1. Brainstormed ideas for this article with my grrlfriend while we laid in bed and she played with my armpit hair. Do I even need to break down the gayness of this incident? I mean, yes, having a grrlfriend is super gay already. Having a grrlfriend who insists you spell it with two R’s is extra gay. And then there’s the armpit hair/playing with the armpit hair. True story: I met her on OkCupid and her statement on her profile, “I like armpit hair” made me laugh and convinced me to message her. And I’m glad I did because I’m totally gay for her… and her armpit hair.
2. Pushed a laundry cart full of our clothes with my grrlfriend in Bernal Heights.

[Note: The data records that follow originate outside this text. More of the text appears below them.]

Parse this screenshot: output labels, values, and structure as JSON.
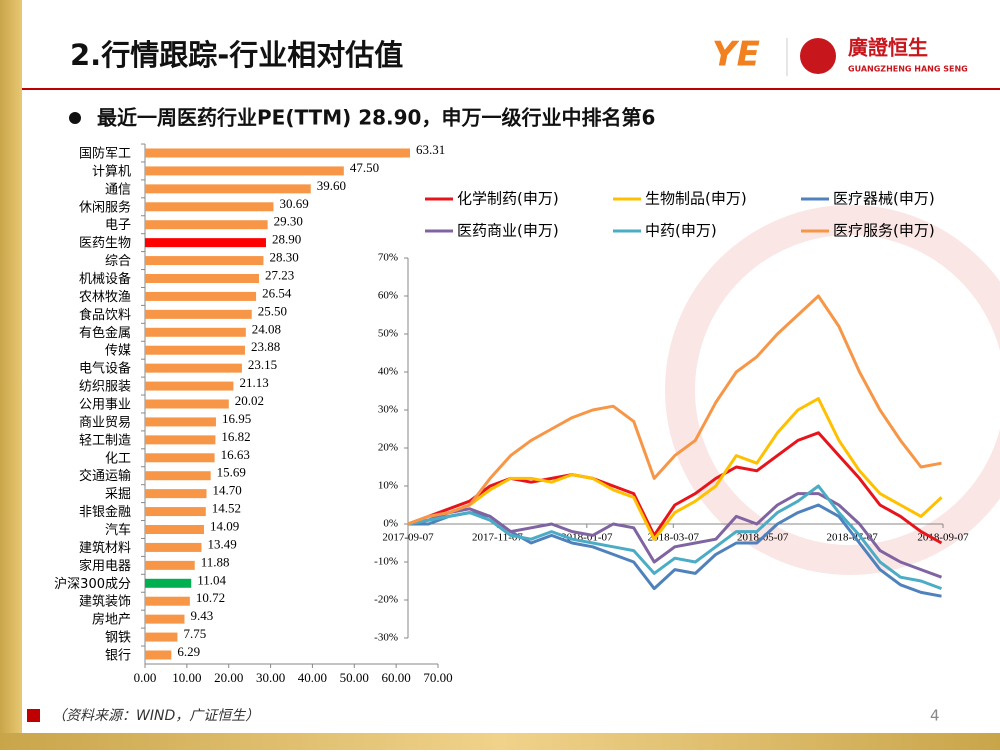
{
  "title": "2.行情跟踪-行业相对估值",
  "logo": {
    "cn": "廣證恒生",
    "en": "GUANGZHENG HANG SENG"
  },
  "bullet": "最近一周医药行业PE(TTM) 28.90，申万一级行业中排名第6",
  "source": "（资料来源：WIND，广证恒生）",
  "page_number": 4,
  "chart_data": [
    {
      "type": "hbar",
      "categories": [
        "国防军工",
        "计算机",
        "通信",
        "休闲服务",
        "电子",
        "医药生物",
        "综合",
        "机械设备",
        "农林牧渔",
        "食品饮料",
        "有色金属",
        "传媒",
        "电气设备",
        "纺织服装",
        "公用事业",
        "商业贸易",
        "轻工制造",
        "化工",
        "交通运输",
        "采掘",
        "非银金融",
        "汽车",
        "建筑材料",
        "家用电器",
        "沪深300成分",
        "建筑装饰",
        "房地产",
        "钢铁",
        "银行"
      ],
      "values": [
        63.31,
        47.5,
        39.6,
        30.69,
        29.3,
        28.9,
        28.3,
        27.23,
        26.54,
        25.5,
        24.08,
        23.88,
        23.15,
        21.13,
        20.02,
        16.95,
        16.82,
        16.63,
        15.69,
        14.7,
        14.52,
        14.09,
        13.49,
        11.88,
        11.04,
        10.72,
        9.43,
        7.75,
        6.29
      ],
      "value_labels": [
        "63.31",
        "47.50",
        "39.60",
        "30.69",
        "29.30",
        "28.90",
        "28.30",
        "27.23",
        "26.54",
        "25.50",
        "24.08",
        "23.88",
        "23.15",
        "21.13",
        "20.02",
        "16.95",
        "16.82",
        "16.63",
        "15.69",
        "14.70",
        "14.52",
        "14.09",
        "13.49",
        "11.88",
        "11.04",
        "10.72",
        "9.43",
        "7.75",
        "6.29"
      ],
      "colors": [
        "#f79646",
        "#f79646",
        "#f79646",
        "#f79646",
        "#f79646",
        "#ff0000",
        "#f79646",
        "#f79646",
        "#f79646",
        "#f79646",
        "#f79646",
        "#f79646",
        "#f79646",
        "#f79646",
        "#f79646",
        "#f79646",
        "#f79646",
        "#f79646",
        "#f79646",
        "#f79646",
        "#f79646",
        "#f79646",
        "#f79646",
        "#f79646",
        "#00b050",
        "#f79646",
        "#f79646",
        "#f79646",
        "#f79646"
      ],
      "xlim": [
        0,
        70
      ],
      "xticks": [
        {
          "value": 0,
          "label": "0.00"
        },
        {
          "value": 10,
          "label": "10.00"
        },
        {
          "value": 20,
          "label": "20.00"
        },
        {
          "value": 30,
          "label": "30.00"
        },
        {
          "value": 40,
          "label": "40.00"
        },
        {
          "value": 50,
          "label": "50.00"
        },
        {
          "value": 60,
          "label": "60.00"
        },
        {
          "value": 70,
          "label": "70.00"
        }
      ]
    },
    {
      "type": "line",
      "x": [
        "2017-09-07",
        "2017-09-21",
        "2017-10-05",
        "2017-10-19",
        "2017-11-02",
        "2017-11-16",
        "2017-11-30",
        "2017-12-14",
        "2017-12-28",
        "2018-01-11",
        "2018-01-25",
        "2018-02-08",
        "2018-02-22",
        "2018-03-08",
        "2018-03-22",
        "2018-04-05",
        "2018-04-19",
        "2018-05-03",
        "2018-05-17",
        "2018-05-31",
        "2018-06-14",
        "2018-06-28",
        "2018-07-12",
        "2018-07-26",
        "2018-08-09",
        "2018-08-23",
        "2018-09-06"
      ],
      "xlim": [
        "2017-09-07",
        "2018-09-07"
      ],
      "xticks": [
        "2017-09-07",
        "2017-11-07",
        "2018-01-07",
        "2018-03-07",
        "2018-05-07",
        "2018-07-07",
        "2018-09-07"
      ],
      "ylim": [
        -30,
        70
      ],
      "yticks": [
        {
          "value": 70,
          "label": "70%"
        },
        {
          "value": 60,
          "label": "60%"
        },
        {
          "value": 50,
          "label": "50%"
        },
        {
          "value": 40,
          "label": "40%"
        },
        {
          "value": 30,
          "label": "30%"
        },
        {
          "value": 20,
          "label": "20%"
        },
        {
          "value": 10,
          "label": "10%"
        },
        {
          "value": 0,
          "label": "0%"
        },
        {
          "value": -10,
          "label": "-10%"
        },
        {
          "value": -20,
          "label": "-20%"
        },
        {
          "value": -30,
          "label": "-30%"
        }
      ],
      "series": [
        {
          "name": "化学制药(申万)",
          "color": "#e8141c",
          "values": [
            0,
            2,
            4,
            6,
            10,
            12,
            11,
            12,
            13,
            12,
            10,
            8,
            -3,
            5,
            8,
            12,
            15,
            14,
            18,
            22,
            24,
            18,
            12,
            5,
            2,
            -2,
            -5
          ]
        },
        {
          "name": "生物制品(申万)",
          "color": "#ffc000",
          "values": [
            0,
            1,
            3,
            5,
            9,
            12,
            12,
            11,
            13,
            12,
            9,
            7,
            -4,
            3,
            6,
            10,
            18,
            16,
            24,
            30,
            33,
            22,
            14,
            8,
            5,
            2,
            7
          ]
        },
        {
          "name": "医疗器械(申万)",
          "color": "#4f81bd",
          "values": [
            0,
            0,
            2,
            3,
            2,
            -2,
            -5,
            -3,
            -5,
            -6,
            -8,
            -10,
            -17,
            -12,
            -13,
            -8,
            -5,
            -5,
            0,
            3,
            5,
            2,
            -5,
            -12,
            -16,
            -18,
            -19
          ]
        },
        {
          "name": "医药商业(申万)",
          "color": "#8064a2",
          "values": [
            0,
            1,
            3,
            4,
            2,
            -2,
            -1,
            0,
            -2,
            -3,
            0,
            -1,
            -10,
            -6,
            -5,
            -4,
            2,
            0,
            5,
            8,
            8,
            5,
            0,
            -7,
            -10,
            -12,
            -14
          ]
        },
        {
          "name": "中药(申万)",
          "color": "#4bacc6",
          "values": [
            0,
            1,
            2,
            3,
            1,
            -3,
            -4,
            -2,
            -4,
            -5,
            -6,
            -7,
            -13,
            -9,
            -10,
            -6,
            -2,
            -2,
            3,
            6,
            10,
            3,
            -3,
            -10,
            -14,
            -15,
            -17
          ]
        },
        {
          "name": "医疗服务(申万)",
          "color": "#f79646",
          "values": [
            0,
            2,
            3,
            5,
            12,
            18,
            22,
            25,
            28,
            30,
            31,
            27,
            12,
            18,
            22,
            32,
            40,
            44,
            50,
            55,
            60,
            52,
            40,
            30,
            22,
            15,
            16
          ]
        }
      ]
    }
  ]
}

We had a laundry date the other night in San Francisco (don’t take it personally, Oakland), in the lesbian capital of the city, sometimes referred to as Lesbian-Landia. As we pushed the cart together down the steep street, our respective laundry bags bouncing, I remarked that this might be the gayest thing I’ve ever done. And then we talked about other hella gay things we’d done. And then this article was born. And as we sat on a bench outside we got one of those hilarious “Aw, you’re gay!” looks from a mother getting into her minivan with her two children and husband, signaling to us that she is totally progressive and cool with it. Uh, thanks, lady. Other gays know exactly what look I’m talking about. And straight people, you know too, because you give those looks. Don’t even act like you don’t.
3. Shaved my head as a college-aged baby dyke.
This is a rite of passage for many young queer women. It’s a risk because you don’t know if you have a weird, lumpy head until you shave off all your hair. Luckily, it turns out my head is relatively bump-free and I rocked the shaved head look. And oh man, if you think coming out will piss off your parents, wait til you show up for Thanksgiving with no hair. I quite enjoyed watching my passive-aggressive mother quietly seethe but refuse to make any comments. 21-year-old baby dykes love that shit. What I didn’t enjoy is how everyone touched my head without asking. Also, growing out a shaved head is the worst. For months you have an awkward mullet and weird spiky little baby hairs that can’t be tamed. It’s worth it, though, you have to shave your head at least once. It’s in the handbook.
4. Moved to Oakland.
Sure, New York City is pretty gay. It’s where I came out and then felt trapped because where else would be so accepting of my homosexual ways? Um, duh, Oaktown. As I’ve noted here before, Oakland has the highest concentration of lesbian couples per capita in the U.S. (take that, San Francisco! We are wayyyy more lesbionic). Everywhere I go in this beautiful city, I encounter cute queers and my heart gets all a-flutter. In New York, I never felt like I fit in. Because of my femme-ness, I was often overlooked by the haughtier queers. For some reason, no one knew I was gay there. Here, the smart, sexy queers know I’m a dyke, even when I’m rocking lipstick and short skirts…which is always. I have more queer female friends than I ever have. Many of them raise chickens. Most of them use menstrual sponges. All of them love to process. It’s lesbian paradise and I’m never leaving.
5. Have sex with women. I mean, lez be real, it doesn’t get much gayer than that.